Neu-/ Umbauten der Universität

  • monotoner klotz

    bin vor kurzem an dem gebäude vorbei gefahren und war entsetzt. die ersten entwürfe und visualisierungen hatten mir ja noch ganz gut gefallen. man kann so ein gebäude höchstens als solitär auf die grüne wiese setzen, aber sicher nicht neben ein solches sehr eigenständiges wie das uni-hauptgebäude. es nimmt in keiner weise bezug. die vordere fassade ist extrem langweilig, die rückwärtige völlig aufgebrochen, was aber durch die monotone in verschiedenen grau-tönen gehaltene fassade gleich wieder nivelliert wird. der gipfel allerdings sind die fensterlaibungen in giftneongrün...bitte wer soll das länger als drei wochen erträglich finden??? die meisten anderen uni-gebäude gefallen mir auch...aber dieses.....einfach nur misslungen!

  • 2:3 gegen das Gebäude! Aufgrund der Resonanz noch eine Ansicht (temporär eingestellt) von der Front und dem Umfeld,
    damit der geneigte Mitleser sich ein Urteil bilden kann.
    Die grüne Fassade zitiert das Portal des historischen Gebäudes. :D


    Bild entfernt.


    Die Uni baut auch zukünftig in größerem Stil und freut sich vielleicht über ein Feedback. Vielleicht sollte der Threadt über die Klinikbauten der Uni auf alle Unigebäude globalisiert werden?

    Einmal editiert, zuletzt von K-Restaurieren () aus folgendem Grund: Verwaisten Link entfernt, ansonsten unverändert.

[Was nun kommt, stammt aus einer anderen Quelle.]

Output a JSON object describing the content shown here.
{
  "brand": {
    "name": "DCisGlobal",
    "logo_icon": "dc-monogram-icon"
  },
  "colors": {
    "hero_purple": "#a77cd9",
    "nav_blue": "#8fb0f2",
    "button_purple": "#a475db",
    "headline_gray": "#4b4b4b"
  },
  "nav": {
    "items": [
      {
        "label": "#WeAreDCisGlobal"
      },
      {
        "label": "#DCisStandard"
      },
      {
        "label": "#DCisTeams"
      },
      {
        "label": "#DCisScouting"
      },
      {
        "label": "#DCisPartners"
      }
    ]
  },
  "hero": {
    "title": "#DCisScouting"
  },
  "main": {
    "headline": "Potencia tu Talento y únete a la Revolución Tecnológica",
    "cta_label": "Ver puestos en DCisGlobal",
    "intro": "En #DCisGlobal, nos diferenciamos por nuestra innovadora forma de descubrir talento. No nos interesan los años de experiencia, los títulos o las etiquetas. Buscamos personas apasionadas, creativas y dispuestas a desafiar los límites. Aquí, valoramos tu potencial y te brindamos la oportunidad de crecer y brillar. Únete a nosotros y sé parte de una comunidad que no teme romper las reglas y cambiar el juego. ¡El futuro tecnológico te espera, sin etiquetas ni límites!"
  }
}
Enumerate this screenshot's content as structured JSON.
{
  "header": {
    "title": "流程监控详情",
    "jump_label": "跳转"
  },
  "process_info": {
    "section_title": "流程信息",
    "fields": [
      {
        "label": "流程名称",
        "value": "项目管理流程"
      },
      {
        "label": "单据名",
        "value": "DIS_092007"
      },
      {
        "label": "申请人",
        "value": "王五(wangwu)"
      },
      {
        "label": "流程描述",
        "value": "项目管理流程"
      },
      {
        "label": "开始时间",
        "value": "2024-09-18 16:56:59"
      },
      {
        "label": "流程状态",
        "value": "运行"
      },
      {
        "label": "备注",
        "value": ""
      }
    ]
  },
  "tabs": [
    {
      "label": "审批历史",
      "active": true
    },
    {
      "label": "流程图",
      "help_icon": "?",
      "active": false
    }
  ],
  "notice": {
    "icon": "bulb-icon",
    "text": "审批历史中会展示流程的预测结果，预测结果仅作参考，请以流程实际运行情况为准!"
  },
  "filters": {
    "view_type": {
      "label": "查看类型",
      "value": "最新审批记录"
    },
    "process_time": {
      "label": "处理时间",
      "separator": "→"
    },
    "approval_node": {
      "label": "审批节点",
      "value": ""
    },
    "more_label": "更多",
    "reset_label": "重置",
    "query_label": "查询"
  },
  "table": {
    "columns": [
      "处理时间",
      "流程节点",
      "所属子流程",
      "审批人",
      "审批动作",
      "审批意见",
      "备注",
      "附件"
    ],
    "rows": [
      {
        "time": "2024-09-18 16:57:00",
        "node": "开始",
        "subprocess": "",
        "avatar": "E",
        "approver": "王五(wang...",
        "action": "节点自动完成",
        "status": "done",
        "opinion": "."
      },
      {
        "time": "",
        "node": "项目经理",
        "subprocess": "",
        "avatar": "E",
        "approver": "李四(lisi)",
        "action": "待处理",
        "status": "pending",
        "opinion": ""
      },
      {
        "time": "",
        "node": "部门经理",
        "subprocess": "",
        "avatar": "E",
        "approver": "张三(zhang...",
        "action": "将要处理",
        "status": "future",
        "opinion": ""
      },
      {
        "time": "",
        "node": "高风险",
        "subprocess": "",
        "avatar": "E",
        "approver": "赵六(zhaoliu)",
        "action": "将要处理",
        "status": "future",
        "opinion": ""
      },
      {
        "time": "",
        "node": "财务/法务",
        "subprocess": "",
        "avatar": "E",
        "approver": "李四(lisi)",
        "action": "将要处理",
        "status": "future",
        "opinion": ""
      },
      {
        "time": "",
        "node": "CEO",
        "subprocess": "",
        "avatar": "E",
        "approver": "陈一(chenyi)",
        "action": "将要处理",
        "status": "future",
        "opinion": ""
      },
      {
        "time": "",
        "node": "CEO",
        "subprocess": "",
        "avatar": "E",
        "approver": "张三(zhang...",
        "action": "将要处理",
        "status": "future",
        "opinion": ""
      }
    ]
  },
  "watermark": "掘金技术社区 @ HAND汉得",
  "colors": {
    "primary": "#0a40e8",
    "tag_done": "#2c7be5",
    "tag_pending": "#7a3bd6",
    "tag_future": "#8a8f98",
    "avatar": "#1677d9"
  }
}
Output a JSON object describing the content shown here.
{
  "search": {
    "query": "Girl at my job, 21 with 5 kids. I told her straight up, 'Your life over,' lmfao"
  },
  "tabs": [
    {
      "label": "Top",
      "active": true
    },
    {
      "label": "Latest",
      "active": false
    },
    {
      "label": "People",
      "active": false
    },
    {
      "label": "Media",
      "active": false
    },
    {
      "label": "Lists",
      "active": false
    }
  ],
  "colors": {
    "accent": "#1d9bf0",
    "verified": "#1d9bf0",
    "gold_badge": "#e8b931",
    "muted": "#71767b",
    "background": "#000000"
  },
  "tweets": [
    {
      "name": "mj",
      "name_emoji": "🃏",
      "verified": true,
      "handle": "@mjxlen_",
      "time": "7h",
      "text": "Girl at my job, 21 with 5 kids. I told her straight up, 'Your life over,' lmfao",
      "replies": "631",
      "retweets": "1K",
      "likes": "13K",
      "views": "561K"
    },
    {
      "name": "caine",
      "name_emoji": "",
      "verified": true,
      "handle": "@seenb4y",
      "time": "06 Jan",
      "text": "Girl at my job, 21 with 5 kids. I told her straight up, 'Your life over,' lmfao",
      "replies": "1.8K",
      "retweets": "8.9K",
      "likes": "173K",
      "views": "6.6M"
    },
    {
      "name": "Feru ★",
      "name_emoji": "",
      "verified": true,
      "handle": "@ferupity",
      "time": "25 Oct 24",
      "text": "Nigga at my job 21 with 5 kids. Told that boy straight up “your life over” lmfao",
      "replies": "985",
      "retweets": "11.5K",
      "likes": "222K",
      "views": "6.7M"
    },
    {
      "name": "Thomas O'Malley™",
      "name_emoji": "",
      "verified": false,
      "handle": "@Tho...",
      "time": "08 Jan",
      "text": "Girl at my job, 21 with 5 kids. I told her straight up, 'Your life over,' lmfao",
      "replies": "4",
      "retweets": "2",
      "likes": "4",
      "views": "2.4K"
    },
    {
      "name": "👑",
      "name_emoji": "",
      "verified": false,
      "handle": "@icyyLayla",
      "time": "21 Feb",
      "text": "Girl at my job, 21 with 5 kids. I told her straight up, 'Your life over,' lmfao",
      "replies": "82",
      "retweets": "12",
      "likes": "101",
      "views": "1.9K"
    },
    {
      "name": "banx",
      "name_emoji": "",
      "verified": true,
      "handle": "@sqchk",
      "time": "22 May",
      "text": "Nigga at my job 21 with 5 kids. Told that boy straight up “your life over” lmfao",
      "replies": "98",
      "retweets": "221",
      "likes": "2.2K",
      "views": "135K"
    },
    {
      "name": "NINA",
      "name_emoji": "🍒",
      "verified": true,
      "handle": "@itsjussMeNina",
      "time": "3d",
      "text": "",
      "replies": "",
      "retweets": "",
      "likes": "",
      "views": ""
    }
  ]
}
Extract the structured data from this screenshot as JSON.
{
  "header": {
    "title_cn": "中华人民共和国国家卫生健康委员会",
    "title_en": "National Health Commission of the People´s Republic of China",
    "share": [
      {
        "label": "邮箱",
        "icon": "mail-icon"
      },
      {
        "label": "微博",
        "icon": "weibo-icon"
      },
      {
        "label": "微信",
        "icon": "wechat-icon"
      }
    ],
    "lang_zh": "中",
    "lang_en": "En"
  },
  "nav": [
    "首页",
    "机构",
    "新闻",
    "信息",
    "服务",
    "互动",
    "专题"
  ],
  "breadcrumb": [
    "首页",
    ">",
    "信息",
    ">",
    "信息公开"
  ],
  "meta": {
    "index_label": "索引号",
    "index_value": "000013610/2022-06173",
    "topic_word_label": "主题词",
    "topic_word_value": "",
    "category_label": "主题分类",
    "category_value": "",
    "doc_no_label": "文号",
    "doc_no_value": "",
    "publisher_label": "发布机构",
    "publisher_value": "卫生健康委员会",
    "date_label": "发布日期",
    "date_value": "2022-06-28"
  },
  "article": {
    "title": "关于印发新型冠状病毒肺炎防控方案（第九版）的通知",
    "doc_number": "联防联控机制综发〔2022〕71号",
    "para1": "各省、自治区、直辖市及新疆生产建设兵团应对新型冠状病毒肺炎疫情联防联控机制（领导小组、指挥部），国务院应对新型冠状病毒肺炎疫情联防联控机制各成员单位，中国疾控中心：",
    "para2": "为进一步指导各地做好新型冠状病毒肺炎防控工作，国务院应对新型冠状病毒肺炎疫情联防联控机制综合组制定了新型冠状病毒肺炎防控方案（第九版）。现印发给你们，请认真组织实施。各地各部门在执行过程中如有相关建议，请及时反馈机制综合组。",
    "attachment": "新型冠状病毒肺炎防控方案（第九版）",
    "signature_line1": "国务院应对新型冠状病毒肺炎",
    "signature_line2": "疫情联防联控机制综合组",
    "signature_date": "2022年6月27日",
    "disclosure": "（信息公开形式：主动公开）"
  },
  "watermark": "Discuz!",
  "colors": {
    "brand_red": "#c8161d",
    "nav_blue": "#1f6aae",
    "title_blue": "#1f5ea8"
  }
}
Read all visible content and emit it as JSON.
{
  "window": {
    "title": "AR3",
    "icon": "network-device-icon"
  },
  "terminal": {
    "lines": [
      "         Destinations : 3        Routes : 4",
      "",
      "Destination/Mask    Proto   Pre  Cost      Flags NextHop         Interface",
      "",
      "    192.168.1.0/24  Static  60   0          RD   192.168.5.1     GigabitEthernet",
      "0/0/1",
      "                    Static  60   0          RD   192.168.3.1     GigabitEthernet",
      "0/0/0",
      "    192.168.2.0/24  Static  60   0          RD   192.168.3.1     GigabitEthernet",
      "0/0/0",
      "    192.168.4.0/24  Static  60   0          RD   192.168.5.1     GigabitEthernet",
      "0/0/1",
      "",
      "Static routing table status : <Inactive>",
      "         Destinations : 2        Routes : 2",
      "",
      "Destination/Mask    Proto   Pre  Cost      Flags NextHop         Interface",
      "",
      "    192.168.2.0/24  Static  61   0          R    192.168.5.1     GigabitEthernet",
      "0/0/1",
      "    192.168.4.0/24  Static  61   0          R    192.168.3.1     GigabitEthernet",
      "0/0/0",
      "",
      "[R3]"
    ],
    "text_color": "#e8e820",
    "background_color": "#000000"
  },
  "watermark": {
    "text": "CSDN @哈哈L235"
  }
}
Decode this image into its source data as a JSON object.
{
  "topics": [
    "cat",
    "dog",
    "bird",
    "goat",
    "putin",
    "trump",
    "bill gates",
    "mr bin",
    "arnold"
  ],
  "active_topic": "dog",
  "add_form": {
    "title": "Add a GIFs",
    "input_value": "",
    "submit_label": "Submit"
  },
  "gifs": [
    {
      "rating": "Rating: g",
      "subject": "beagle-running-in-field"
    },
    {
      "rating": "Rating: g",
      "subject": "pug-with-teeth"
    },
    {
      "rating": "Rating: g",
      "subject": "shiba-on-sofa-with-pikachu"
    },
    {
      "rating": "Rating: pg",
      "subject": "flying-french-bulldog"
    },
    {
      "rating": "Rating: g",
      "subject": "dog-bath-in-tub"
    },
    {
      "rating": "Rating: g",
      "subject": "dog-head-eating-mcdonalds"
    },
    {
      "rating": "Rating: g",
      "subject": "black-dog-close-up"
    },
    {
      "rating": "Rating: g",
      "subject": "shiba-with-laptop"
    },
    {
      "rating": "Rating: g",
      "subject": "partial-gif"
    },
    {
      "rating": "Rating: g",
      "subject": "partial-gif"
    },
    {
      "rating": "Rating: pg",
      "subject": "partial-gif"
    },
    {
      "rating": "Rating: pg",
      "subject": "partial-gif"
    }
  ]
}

  • 2:3 gegen das Gebäude!


    Ok dann steht's jetzt 3:3 :)
    Habe das Gebäude noch nicht in echt gesehen, aber alleine von den Fotos her gefällt es mir. Hier wurde dieses verspielte Schachteln mal wirklich nicht nur angedeutet sondern konsequent durchgezogen. Die unterschiedlichen Grautöne lassen das Ganze viel plastischer und lebendiger erscheinen. Und das Grün fügt sich doch ganz gut in die umgebende Natur ein (Zumindest in der warmen Jahreszeit).


    Zur Hauptseite hin greift es Höhe, Geschossigkeit und Flucht des Hauptgebäudes wieder auf, was nach meiner Meinung auch ausreicht. Ich empfinde den Altbau aus den 1930er Jahren nicht wirklich als einladend, sondern eher als ausgesprochen nüchtern und streng. Als Vorlage für Neubauten würde ich den nicht hernehmen wollen. Der Uni-Campus ist ohnehin ein Sammelsurium aus unterschiedlichsten Gebäudetypen. Daher finde ich diesen modernen Neubau als Solitär hier mal gut aufgehoben.

  • Ich kann mich den Ausführungen von Tilou nur anschließen. Anfangs konnte ich mit den grünen Fenstern nichts anfangen - habe mich aber inzwischen daran gewöhnt - und kann ihnen sogar etwas abgewinnen. Das diese gar als Zitat des Eingangsbereiches des Hauptgebäudes gesehen werden könnten, wie 'K-Restaurieren' schrieb war mir bislang noch garnicht aufgefallen.

  • Auch auf der Rückseite nimmt der Neubau die kammartige Struktur des Hauptgebäudes auf. Das sieht man deutlich, wenn man etwas weiter entfernt steht.
    Auf jeden Fall polarisiert das Gebäude. Ein Theaterregisseur wäre über eine solche Wirkung glücklich.

  • Studierenden-Service-Center

    Da irgendwie die hier schon mal eingestellten Bilder des Studierenden-Service-Center im nahezu fertiggestellten Zustand abhanden gekommen sind, stelle ich meine Aufnahmen von Anfang August ein.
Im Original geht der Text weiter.